Imagen procedente de Flickr/Ryan Somma
Hay plantas que son realmente asombrosas, que pueden dejarnos con la boquiabierta en cualquier época del año. Una de esas es el Cornus florida, una especie de árbol que produce numerosas flores, tantas, que parece que quiere esconder sus hojas tras sus pétalos.
Lo más interesante de todo no es su valor ornamental, que también, sino lo resistente que es y lo fácil que es de mantener, incluso en maceta.
¿Cuál es su origen y sus características?

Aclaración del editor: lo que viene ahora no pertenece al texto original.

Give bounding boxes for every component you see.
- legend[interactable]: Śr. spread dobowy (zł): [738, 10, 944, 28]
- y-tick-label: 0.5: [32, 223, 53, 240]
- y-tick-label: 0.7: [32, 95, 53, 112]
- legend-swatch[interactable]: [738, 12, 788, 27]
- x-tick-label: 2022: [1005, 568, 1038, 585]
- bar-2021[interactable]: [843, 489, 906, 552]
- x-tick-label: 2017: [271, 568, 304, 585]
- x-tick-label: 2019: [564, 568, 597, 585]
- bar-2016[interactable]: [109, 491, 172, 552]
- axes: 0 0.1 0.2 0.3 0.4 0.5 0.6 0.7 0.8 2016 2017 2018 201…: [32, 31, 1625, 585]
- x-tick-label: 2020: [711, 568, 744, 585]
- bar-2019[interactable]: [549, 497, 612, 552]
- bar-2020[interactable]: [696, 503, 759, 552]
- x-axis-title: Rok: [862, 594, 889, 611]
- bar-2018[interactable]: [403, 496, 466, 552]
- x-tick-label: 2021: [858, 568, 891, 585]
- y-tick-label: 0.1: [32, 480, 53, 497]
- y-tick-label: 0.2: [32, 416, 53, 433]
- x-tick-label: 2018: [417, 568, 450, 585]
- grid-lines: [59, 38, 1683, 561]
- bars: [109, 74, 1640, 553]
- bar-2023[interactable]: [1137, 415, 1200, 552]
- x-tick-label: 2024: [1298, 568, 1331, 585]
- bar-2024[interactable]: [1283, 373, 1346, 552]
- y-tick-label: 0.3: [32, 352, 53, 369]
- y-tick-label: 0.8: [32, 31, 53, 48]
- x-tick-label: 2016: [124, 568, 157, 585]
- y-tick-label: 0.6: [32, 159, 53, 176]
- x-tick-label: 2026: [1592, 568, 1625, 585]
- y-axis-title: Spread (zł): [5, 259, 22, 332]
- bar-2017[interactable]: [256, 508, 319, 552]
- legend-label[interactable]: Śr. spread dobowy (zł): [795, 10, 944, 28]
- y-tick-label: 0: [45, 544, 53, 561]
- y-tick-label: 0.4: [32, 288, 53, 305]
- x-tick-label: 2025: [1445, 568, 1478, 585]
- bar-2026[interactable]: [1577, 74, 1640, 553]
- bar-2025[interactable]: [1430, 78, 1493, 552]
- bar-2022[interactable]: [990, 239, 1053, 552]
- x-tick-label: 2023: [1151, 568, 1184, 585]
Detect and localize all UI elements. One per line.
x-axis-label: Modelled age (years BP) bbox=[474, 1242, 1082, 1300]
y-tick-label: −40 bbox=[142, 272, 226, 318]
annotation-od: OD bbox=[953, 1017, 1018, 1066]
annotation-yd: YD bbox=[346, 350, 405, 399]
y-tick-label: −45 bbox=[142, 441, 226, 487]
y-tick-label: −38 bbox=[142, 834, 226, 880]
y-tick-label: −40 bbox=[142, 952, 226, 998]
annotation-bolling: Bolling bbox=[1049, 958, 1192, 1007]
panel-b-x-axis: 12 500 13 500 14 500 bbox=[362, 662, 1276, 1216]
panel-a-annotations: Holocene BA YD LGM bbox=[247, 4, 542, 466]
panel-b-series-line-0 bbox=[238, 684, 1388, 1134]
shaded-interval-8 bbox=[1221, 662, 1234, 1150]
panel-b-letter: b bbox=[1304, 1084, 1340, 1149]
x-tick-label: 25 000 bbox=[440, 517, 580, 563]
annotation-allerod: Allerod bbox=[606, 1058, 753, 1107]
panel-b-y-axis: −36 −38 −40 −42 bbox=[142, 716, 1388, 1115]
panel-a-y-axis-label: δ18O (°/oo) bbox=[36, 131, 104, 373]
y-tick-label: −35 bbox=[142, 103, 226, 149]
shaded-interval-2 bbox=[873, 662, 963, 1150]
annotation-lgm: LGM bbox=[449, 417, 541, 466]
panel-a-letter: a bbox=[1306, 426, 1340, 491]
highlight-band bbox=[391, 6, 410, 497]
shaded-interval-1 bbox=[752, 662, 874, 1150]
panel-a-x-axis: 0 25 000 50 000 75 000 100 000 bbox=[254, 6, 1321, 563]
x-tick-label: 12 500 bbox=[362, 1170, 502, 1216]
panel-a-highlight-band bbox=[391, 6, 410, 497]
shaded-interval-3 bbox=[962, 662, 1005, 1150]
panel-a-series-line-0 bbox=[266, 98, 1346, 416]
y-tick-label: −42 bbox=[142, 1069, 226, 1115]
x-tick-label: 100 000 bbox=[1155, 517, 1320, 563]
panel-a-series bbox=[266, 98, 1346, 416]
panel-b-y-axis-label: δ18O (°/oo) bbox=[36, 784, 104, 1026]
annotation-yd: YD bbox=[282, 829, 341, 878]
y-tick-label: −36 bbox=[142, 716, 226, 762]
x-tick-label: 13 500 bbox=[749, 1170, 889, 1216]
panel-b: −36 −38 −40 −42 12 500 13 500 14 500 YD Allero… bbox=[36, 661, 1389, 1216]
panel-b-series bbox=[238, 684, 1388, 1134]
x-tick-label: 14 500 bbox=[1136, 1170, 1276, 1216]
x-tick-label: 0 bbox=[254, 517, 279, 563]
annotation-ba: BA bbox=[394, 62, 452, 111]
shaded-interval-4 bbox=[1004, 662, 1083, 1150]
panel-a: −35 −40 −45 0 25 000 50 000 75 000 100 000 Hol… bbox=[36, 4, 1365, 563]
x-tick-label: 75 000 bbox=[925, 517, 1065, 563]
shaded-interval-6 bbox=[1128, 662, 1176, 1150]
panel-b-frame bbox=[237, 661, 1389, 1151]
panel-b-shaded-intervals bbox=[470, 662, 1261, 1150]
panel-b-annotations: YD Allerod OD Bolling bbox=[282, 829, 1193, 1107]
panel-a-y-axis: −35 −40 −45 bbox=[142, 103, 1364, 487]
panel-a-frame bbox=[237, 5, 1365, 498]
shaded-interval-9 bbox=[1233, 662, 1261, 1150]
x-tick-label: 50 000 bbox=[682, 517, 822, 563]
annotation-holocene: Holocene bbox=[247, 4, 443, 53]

Es un magnífico árbol (a veces arbusto) caducifolio originario del este de América del Norte, desde Maine hasta Florida en los Estados Unidos, y de México oriental. Se le conoce como cornejo florido o sanguiñuelo florido. Fue descrito Carlos Linneo y publicado en Species Plantarum en el año 1753.
Si hablamos de sus características, crece a buen ritmo hasta alcanzar una altura comprendida entre los 5 y los 10 metros. Su copa suele ser ancha, de unos 3-6 metros, con un grosor de tronco de hasta 30cm. Sus hojas crecen de manera opuesta, y son simples de 6 a 13cm de largo por hasta 6cm de ancho. Por lo general, estas son verdes, pero en otoño se vuelven rojizas antes de caer.
Las flores, que son bisexuales y brotan en primavera (hacia el mes de abril en el hemisferio norte) se agrupan en umbelas muy densas, de alrededor de 20 flores compuestas por cuatro brácteas (hojas modificadas, que suelen llamarse erróneamente pétalos) de color blanco.
El fruto es un racimo de unas diez drupas, que miden 10-15mm de largo. Maduran a finales del verano, adquiriendo un color rojizo. Son comestibles para muchas aves.
¿Qué cuidados necesita para vivir?

Para poder disfrutar de esta belleza en el jardín o en el patio es muy importante tener en cuenta que puede estar tanto al sol como en semisombra, pero si el clima es más bien cálido requerirá protección contra el astro rey ya que de lo contrario sus hojas podrían quemarse.
No tiene raíces invasivas, pero como su copa es ancha es aconsejable plantarlo como mínimo de unos 4 metros de muros, paredes y de otras plantas que sean altas, en tierras ácidas y bien drenadas. Así, el Cornus florida crecerá con total libertad y tú podrás contemplarlo en todo su esplendor a medida que vaya creciendo.
El riego tiene que ser moderado. No resiste la sequía, pero tampoco el encharcamiento. Por lo que, en principio, con unos 4 riegos a la semana en verano y unas 2/semana el resto del año, estará bien. Usa agua de lluvia o sin cal.
Por último, decir que se multiplica por semillas en primavera, que germinan en unas tres semanas siempre que se siembren en un semillero en el exterior. Resiste heladas de hasta los -18ºC.